Epidendrum cinnabarinum, is a terrestrial reed-stemmed Epidendrum, discovered by the German collector Philipp Salzmann in Bahia, close to Salvador, and published by John Lindley in 1831. The specific epithet refers to the vermilion flowers. E. cinnabarinum is similar to (and sometimes confused with) E. fulgens and E. puniceoluteum, as well as red forms of the other crucifix orchids.

== Description ==
This sympodial reed-stemmed Epidendrum displays a pseudomonopodial habit: an individual stem (to 1 m. tall), will grow continuously at the tip for some time bearing fleshy lanceolate green leaves, 2 cm. wide by 10 cm. long, before producing a terminal bloom spike, which usually equals or exceeds the length of the stem. Nevertheless, the flowers come from the top of the stem (halting its upward growth), and new stems start from buds at the base of the old stems, thus making the plant sympodial, like the rest of the subtribe Laeliinae. The inflorescence is a short, highly congested raceme of non-resupinate, ruby red to orange flowers at the end of a long peduncle covered from its base through much of its length with tight imbricate sheathes.
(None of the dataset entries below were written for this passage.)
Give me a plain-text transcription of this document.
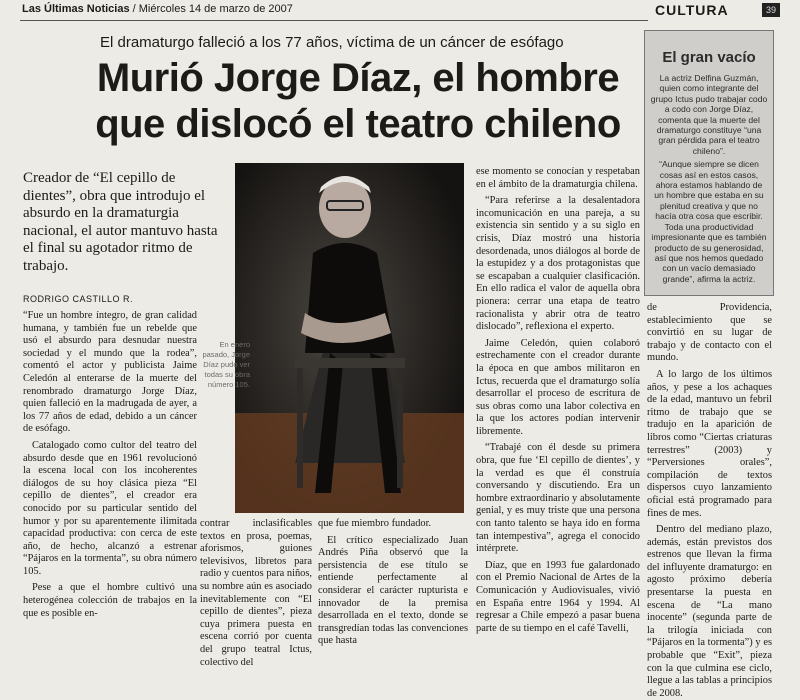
Las Últimas Noticias / Miércoles 14 de marzo de 2007	CULTURA	39
El dramaturgo falleció a los 77 años, víctima de un cáncer de esófago
Murió Jorge Díaz, el hombre que dislocó el teatro chileno
Creador de “El cepillo de dientes”, obra que introdujo el absurdo en la dramaturgia nacional, el autor mantuvo hasta el final su agotador ritmo de trabajo.
RODRIGO CASTILLO R.

“Fue un hombre íntegro, de gran calidad humana, y también fue un rebelde que usó el absurdo para desnudar nuestra sociedad y el mundo que la rodea”, comentó el actor y publicista Jaime Celedón al enterarse de la muerte del renombrado dramaturgo Jorge Díaz, quien falleció en la madrugada de ayer, a los 77 años de edad, debido a un cáncer de esófago.

Catalogado como cultor del teatro del absurdo desde que en 1961 revolucionó la escena local con los incoherentes diálogos de su hoy clásica pieza “El cepillo de dientes”, el creador era conocido por su particular sentido del humor y por su aparentemente ilimitada capacidad productiva: con cerca de este año, de hecho, alcanzó a estrenar “Pájaros en la tormenta”, su obra número 105.

Pese a que el hombre cultivó una heterogénea colección de trabajos en la que es posible en-

En enero pasado, Jorge Díaz pudo ver todas su obra número 105.

contrar inclasificables textos en prosa, poemas, aforismos, guiones televisivos, libretos para radio y cuentos para niños, su nombre aún es asociado inevitablemente con “El cepillo de dientes”, pieza cuya primera puesta en escena corrió por cuenta del grupo teatral Ictus, colectivo del

que fue miembro fundador.

El crítico especializado Juan Andrés Piña observó que la persistencia de ese título se entiende perfectamente al considerar el carácter rupturista e innovador de la premisa desarrollada en el texto, donde se transgredían todas las convenciones que hasta

ese momento se conocían y respetaban en el ámbito de la dramaturgia chilena.

“Para referirse a la desalentadora incomunicación en una pareja, a su existencia sin sentido y a su siglo en crisis, Díaz mostró una historia desordenada, unos diálogos al borde de la estupidez y a dos protagonistas que se escapaban a cualquier clasificación. En ello radica el valor de aquella obra pionera: cerrar una etapa de teatro racionalista y abrir otra de teatro dislocado”, reflexiona el experto.

Jaime Celedón, quien colaboró estrechamente con el creador durante la época en que ambos militaron en Ictus, recuerda que el dramaturgo solía desarrollar el proceso de escritura de sus obras como una labor colectiva en la que los actores podían intervenir libremente.

“Trabajé con él desde su primera obra, que fue ‘El cepillo de dientes’, y la verdad es que él construía conversando y discutiendo. Era un hombre extraordinario y absolutamente genial, y es muy triste que una persona con tanto talento se haya ido en forma tan intempestiva”, agrega el conocido intérprete.

Díaz, que en 1993 fue galardonado con el Premio Nacional de Artes de la Comunicación y Audiovisuales, vivió en España entre 1964 y 1994. Al regresar a Chile empezó a pasar buena parte de su tiempo en el café Tavelli,

El gran vacío

La actriz Delfina Guzmán, quien como integrante del grupo Ictus pudo trabajar codo a codo con Jorge Díaz, comenta que la muerte del dramaturgo constituye “una gran pérdida para el teatro chileno”.

“Aunque siempre se dicen cosas así en estos casos, ahora estamos hablando de un hombre que estaba en su plenitud creativa y que no hacía otra cosa que escribir. Toda una productividad impresionante que es también producto de su generosidad, así que nos hemos quedado con un vacío demasiado grande”, afirma la actriz.

de Providencia, establecimiento que se convirtió en su lugar de trabajo y de contacto con el mundo.

A lo largo de los últimos años, y pese a los achaques de la edad, mantuvo un febril ritmo de trabajo que se tradujo en la aparición de libros como “Ciertas criaturas terrestres” (2003) y “Perversiones orales”, compilación de textos dispersos cuyo lanzamiento oficial está programado para fines de mes.

Dentro del mediano plazo, además, están previstos dos estrenos que llevan la firma del influyente dramaturgo: en agosto próximo debería presentarse la puesta en escena de “La mano inocente” (segunda parte de la trilogía iniciada con “Pájaros en la tormenta”) y es probable que “Exit”, pieza con la que culmina ese ciclo, llegue a las tablas a principios de 2008.
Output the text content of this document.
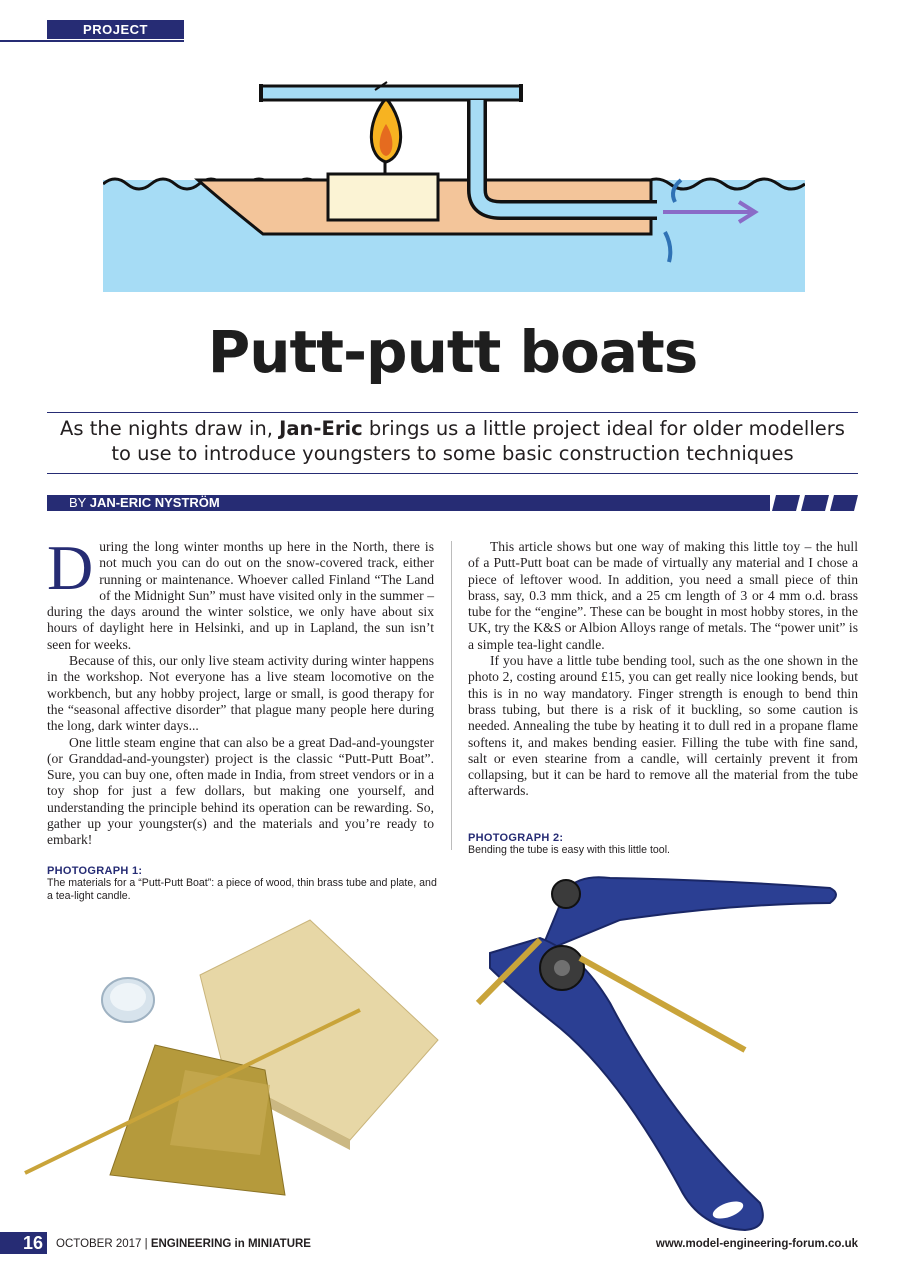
PROJECT
Putt-putt boats
As the nights draw in, Jan-Eric brings us a little project ideal for older modellers to use to introduce youngsters to some basic construction techniques
BY JAN-ERIC NYSTRÖM

During the long winter months up here in the North, there is not much you can do out on the snow-covered track, either running or maintenance. Whoever called Finland “The Land of the Midnight Sun” must have visited only in the summer – during the days around the winter solstice, we only have about six hours of daylight here in Helsinki, and up in Lapland, the sun isn’t seen for weeks.

Because of this, our only live steam activity during winter happens in the workshop. Not everyone has a live steam locomotive on the workbench, but any hobby project, large or small, is good therapy for the “seasonal affective disorder” that plague many people here during the long, dark winter days...

One little steam engine that can also be a great Dad-and-youngster (or Granddad-and-youngster) project is the classic “Putt-Putt Boat”. Sure, you can buy one, often made in India, from street vendors or in a toy shop for just a few dollars, but making one yourself, and understanding the principle behind its operation can be rewarding. So, gather up your youngster(s) and the materials and you’re ready to embark!

This article shows but one way of making this little toy – the hull of a Putt-Putt boat can be made of virtually any material and I chose a piece of leftover wood. In addition, you need a small piece of thin brass, say, 0.3 mm thick, and a 25 cm length of 3 or 4 mm o.d. brass tube for the “engine”. These can be bought in most hobby stores, in the UK, try the K&S or Albion Alloys range of metals. The “power unit” is a simple tea-light candle.

If you have a little tube bending tool, such as the one shown in the photo 2, costing around £15, you can get really nice looking bends, but this is in no way mandatory. Finger strength is enough to bend thin brass tubing, but there is a risk of it buckling, so some caution is needed. Annealing the tube by heating it to dull red in a propane flame softens it, and makes bending easier. Filling the tube with fine sand, salt or even stearine from a candle, will certainly prevent it from collapsing, but it can be hard to remove all the material from the tube afterwards.

PHOTOGRAPH 1:
The materials for a “Putt-Putt Boat”: a piece of wood, thin brass tube and plate, and a tea-light candle.
PHOTOGRAPH 2:
Bending the tube is easy with this little tool.
16	OCTOBER 2017 | ENGINEERING in MINIATURE	www.model-engineering-forum.co.uk
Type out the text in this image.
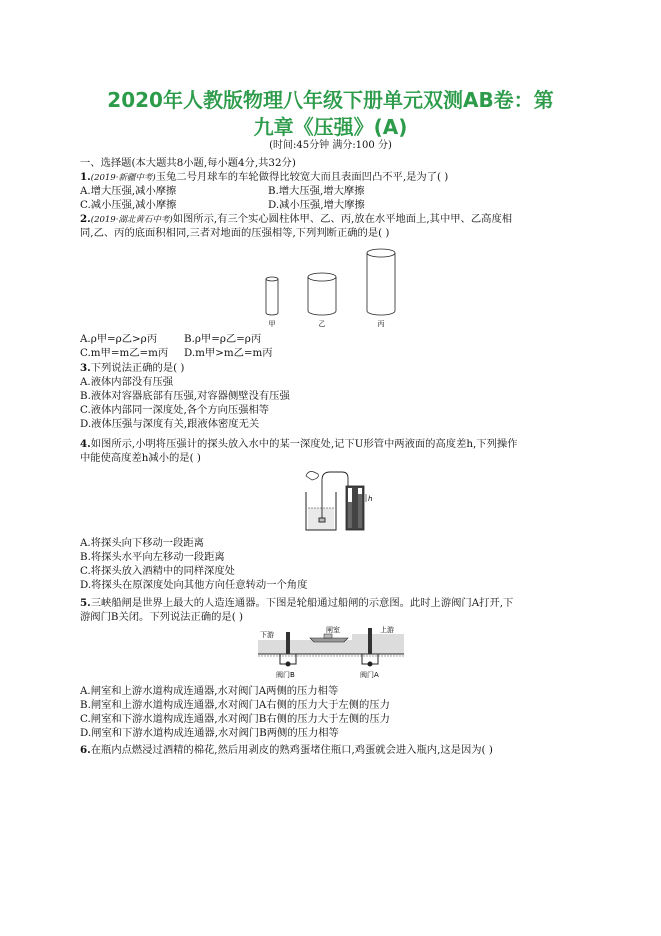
2020年人教版物理八年级下册单元双测AB卷：第
九章《压强》(A)
(时间:45分钟 满分:100 分)
一、选择题(本大题共8小题,每小题4分,共32分)
1.(2019·新疆中考)玉兔二号月球车的车轮做得比较宽大而且表面凹凸不平,是为了( )
A.增大压强,减小摩擦	B.增大压强,增大摩擦
C.减小压强,减小摩擦	D.减小压强,增大摩擦
2.(2019·湖北黄石中考)如图所示,有三个实心圆柱体甲、乙、丙,放在水平地面上,其中甲、乙高度相
同,乙、丙的底面积相同,三者对地面的压强相等,下列判断正确的是( )
甲	乙	丙
A.ρ甲=ρ乙>ρ丙	B.ρ甲=ρ乙=ρ丙
C.m甲=m乙=m丙 D.m甲>m乙=m丙
3.下列说法正确的是( )
A.液体内部没有压强
B.液体对容器底部有压强,对容器侧壁没有压强
C.液体内部同一深度处,各个方向压强相等
D.液体压强与深度有关,跟液体密度无关
4.如图所示,小明将压强计的探头放入水中的某一深度处,记下U形管中两液面的高度差h,下列操作
中能使高度差h减小的是( )
h
A.将探头向下移动一段距离
B.将探头水平向左移动一段距离
C.将探头放入酒精中的同样深度处
D.将探头在原深度处向其他方向任意转动一个角度
5.三峡船闸是世界上最大的人造连通器。下图是轮船通过船闸的示意图。此时上游阀门A打开,下
游阀门B关闭。下列说法正确的是( )
下游
闸室	上游
阀门B	阀门A
A.闸室和上游水道构成连通器,水对阀门A两侧的压力相等
B.闸室和上游水道构成连通器,水对阀门A右侧的压力大于左侧的压力
C.闸室和下游水道构成连通器,水对阀门B右侧的压力大于左侧的压力
D.闸室和下游水道构成连通器,水对阀门B两侧的压力相等
6.在瓶内点燃浸过酒精的棉花,然后用剥皮的熟鸡蛋堵住瓶口,鸡蛋就会进入瓶内,这是因为( )
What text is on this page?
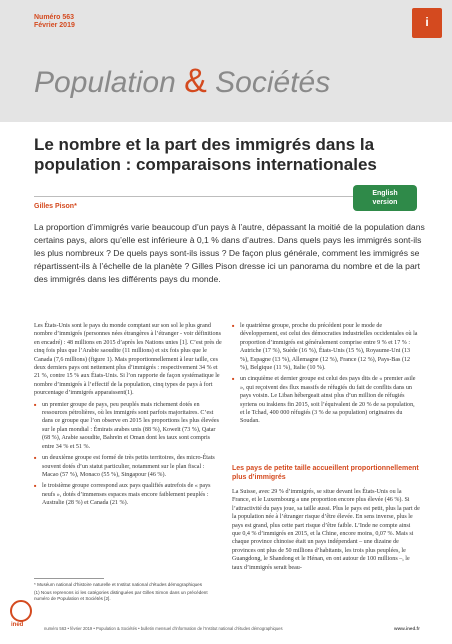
Numéro 563
Février 2019	i
Population & Sociétés
Le nombre et la part des immigrés dans la population : comparaisons internationales
Gilles Pison*
English
version
La proportion d’immigrés varie beaucoup d’un pays à l’autre, dépassant la moitié de la population dans certains pays, alors qu’elle est inférieure à 0,1 % dans d’autres. Dans quels pays les immigrés sont-ils les plus nombreux ? De quels pays sont-ils issus ? De façon plus générale, comment les immigrés se répartissent-ils à l’échelle de la planète ? Gilles Pison dresse ici un panorama du nombre et de la part des immigrés dans les différents pays du monde.

Les États-Unis sont le pays du monde comptant sur son sol le plus grand nombre d’immigrés (personnes nées étrangères à l’étranger - voir définitions en encadré) : 48 millions en 2015 d’après les Nations unies [1]. C’est près de cinq fois plus que l’Arabie saoudite (11 millions) et six fois plus que le Canada (7,6 millions) (figure 1). Mais proportionnellement à leur taille, ces deux derniers pays ont nettement plus d’immigrés : respectivement 34 % et 21 %, contre 15 % aux États-Unis. Si l’on rapporte de façon systématique le nombre d’immigrés à l’effectif de la population, cinq types de pays à fort pourcentage d’immigrés apparaissent(1).

■ un premier groupe de pays, peu peuplés mais richement dotés en ressources pétrolières, où les immigrés sont parfois majoritaires. C’est dans ce groupe que l’on observe en 2015 les proportions les plus élevées sur le plan mondial : Émirats arabes unis (88 %), Koweït (73 %), Qatar (68 %), Arabie saoudite, Bahreïn et Oman dont les taux sont compris entre 34 % et 51 %.
■ un deuxième groupe est formé de très petits territoires, des micro-États souvent dotés d’un statut particulier, notamment sur le plan fiscal : Macao (57 %), Monaco (55 %), Singapour (46 %).
■ le troisième groupe correspond aux pays qualifiés autrefois de « pays neufs », dotés d’immenses espaces mais encore faiblement peuplés : Australie (28 %) et Canada (21 %).
■ le quatrième groupe, proche du précédent pour le mode de développement, est celui des démocraties industrielles occidentales où la proportion d’immigrés est généralement comprise entre 9 % et 17 % : Autriche (17 %), Suède (16 %), États-Unis (15 %), Royaume-Uni (13 %), Espagne (13 %), Allemagne (12 %), France (12 %), Pays-Bas (12 %), Belgique (11 %), Italie (10 %).
■ un cinquième et dernier groupe est celui des pays dits de « premier asile », qui reçoivent des flux massifs de réfugiés du fait de conflits dans un pays voisin. Le Liban hébergeait ainsi plus d’un million de réfugiés syriens ou irakiens fin 2015, soit l’équivalent de 20 % de sa population, et le Tchad, 400 000 réfugiés (3 % de sa population) originaires du Soudan.
Les pays de petite taille accueillent proportionnellement plus d’immigrés

La Suisse, avec 29 % d’immigrés, se situe devant les États-Unis ou la France, et le Luxembourg a une proportion encore plus élevée (46 %). Si l’attractivité du pays joue, sa taille aussi. Plus le pays est petit, plus la part de la population née à l’étranger risque d’être élevée. En sens inverse, plus le pays est grand, plus cette part risque d’être faible. L’Inde ne compte ainsi que 0,4 % d’immigrés en 2015, et la Chine, encore moins, 0,07 %. Mais si chaque province chinoise était un pays indépendant – une dizaine de provinces ont plus de 50 millions d’habitants, les trois plus peuplées, le Guangdong, le Shandong et le Hénan, en ont autour de 100 millions –, le taux d’immigrés serait beau-

* Muséum national d’histoire naturelle et Institut national d’études démographiques

(1) Nous reprenons ici les catégories distinguées par Gilles Simon dans un précédent numéro de Population et Sociétés [2].

ined
numéro 563 • février 2019 • Population & Sociétés • bulletin mensuel d’information de l’Institut national d’études démographiques	www.ined.fr
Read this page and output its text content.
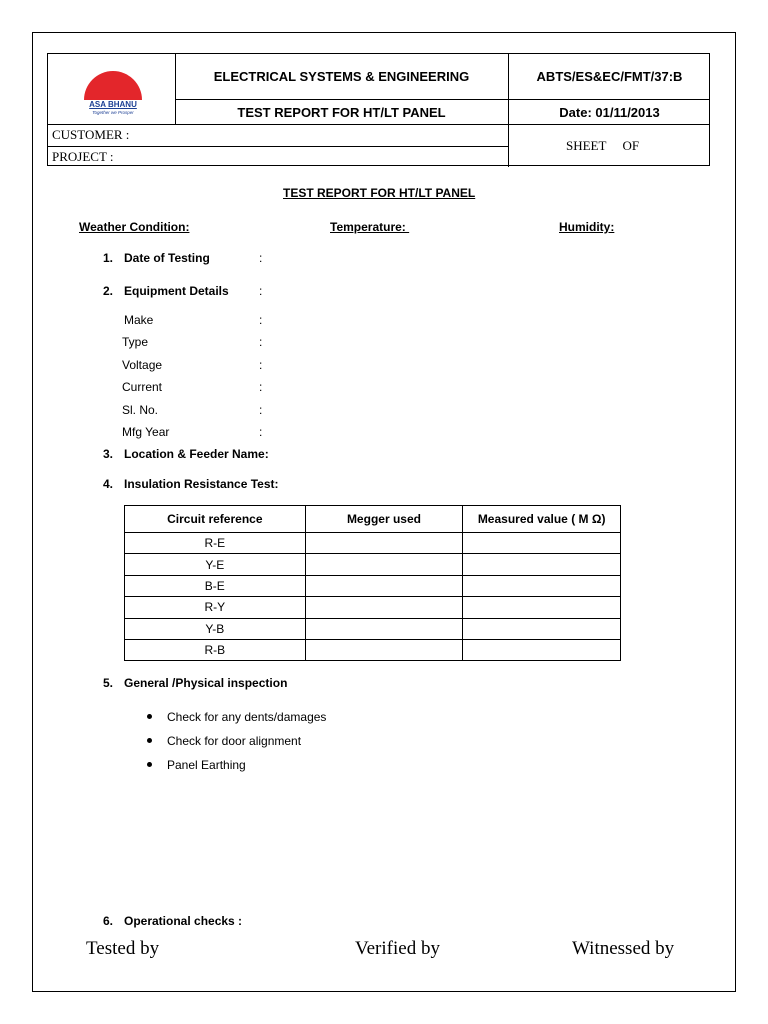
ASA BHANU
Together we Prosper
ELECTRICAL SYSTEMS & ENGINEERING	ABTS/ES&EC/FMT/37:B
TEST REPORT FOR HT/LT PANEL	Date: 01/11/2013
CUSTOMER :
PROJECT :
SHEET     OF
TEST REPORT FOR HT/LT PANEL
Weather Condition:	Temperature:	Humidity:
1. Date of Testing	:
2. Equipment Details	:
Make	:
Type	:
Voltage	:
Current	:
Sl. No.	:
Mfg Year	:
3. Location & Feeder Name:
4. Insulation Resistance Test:
Circuit reference	Megger used	Measured value ( M Ω)
R-E		
Y-E		
B-E		
R-Y		
Y-B		
R-B		
5. General /Physical inspection
Check for any dents/damages
Check for door alignment
Panel Earthing
6. Operational checks :
Tested by	Verified by	Witnessed by
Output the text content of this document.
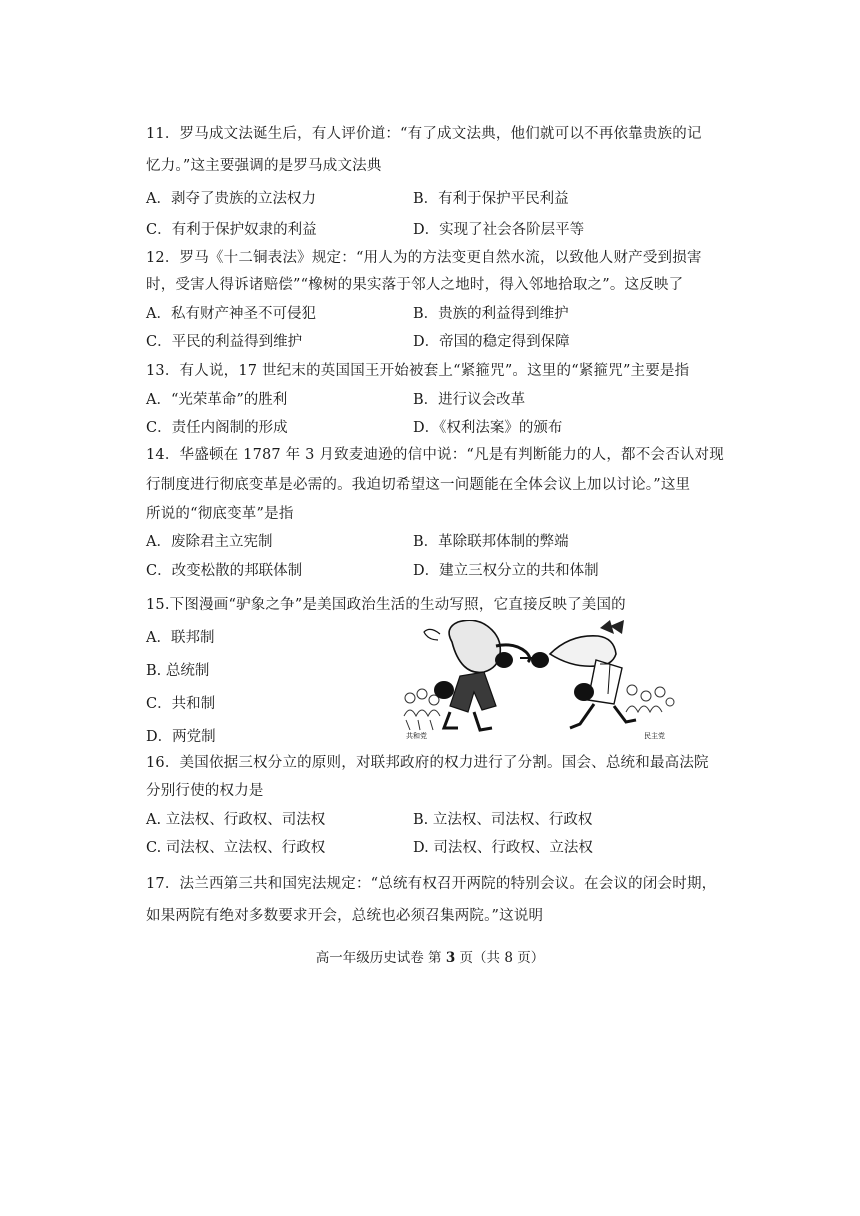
11．罗马成文法诞生后，有人评价道：“有了成文法典，他们就可以不再依靠贵族的记
忆力。”这主要强调的是罗马成文法典
A．剥夺了贵族的立法权力	B．有利于保护平民利益
C．有利于保护奴隶的利益	D．实现了社会各阶层平等
12．罗马《十二铜表法》规定：“用人为的方法变更自然水流，以致他人财产受到损害
时，受害人得诉诸赔偿”“橡树的果实落于邻人之地时，得入邻地拾取之”。这反映了
A．私有财产神圣不可侵犯	B．贵族的利益得到维护
C．平民的利益得到维护	D．帝国的稳定得到保障
13．有人说，17 世纪末的英国国王开始被套上“紧箍咒”。这里的“紧箍咒”主要是指
A．“光荣革命”的胜利	B．进行议会改革
C．责任内阁制的形成	D．《权利法案》的颁布
14．华盛顿在 1787 年 3 月致麦迪逊的信中说：“凡是有判断能力的人，都不会否认对现
行制度进行彻底变革是必需的。我迫切希望这一问题能在全体会议上加以讨论。”这里
所说的“彻底变革”是指
A．废除君主立宪制	B．革除联邦体制的弊端
C．改变松散的邦联体制	D．建立三权分立的共和体制
15.下图漫画“驴象之争”是美国政治生活的生动写照，它直接反映了美国的
A．联邦制
B. 总统制
C．共和制
D．两党制	共和党	民主党
16．美国依据三权分立的原则，对联邦政府的权力进行了分割。国会、总统和最高法院
分别行使的权力是
A. 立法权、行政权、司法权	B. 立法权、司法权、行政权
C. 司法权、立法权、行政权	D. 司法权、行政权、立法权
17．法兰西第三共和国宪法规定：“总统有权召开两院的特别会议。在会议的闭会时期，
如果两院有绝对多数要求开会，总统也必须召集两院。”这说明
高一年级历史试卷 第 3 页（共 8 页）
The deeply lacerate trilobate lip is adnate to the end of the column, with an orange region surrounding the end of the column, a pair of tubercles on either side of the column, and a keel or carina between the tubercles. Unlike some of the crucifix orchids, E. cinnabarinum does not tolerate temperatures below 2 °C.

The diploid chromosome number of E. cinnabarinum has been determined as 2n = ~240, the haploid chromosome number as 108—124.

== Distribution ==
E. cinnabarinum grows naturally in Brazilian coastal states, ranging from Rio Grande do Norte in the north to Bahia in the south. It is also found in Venezuela.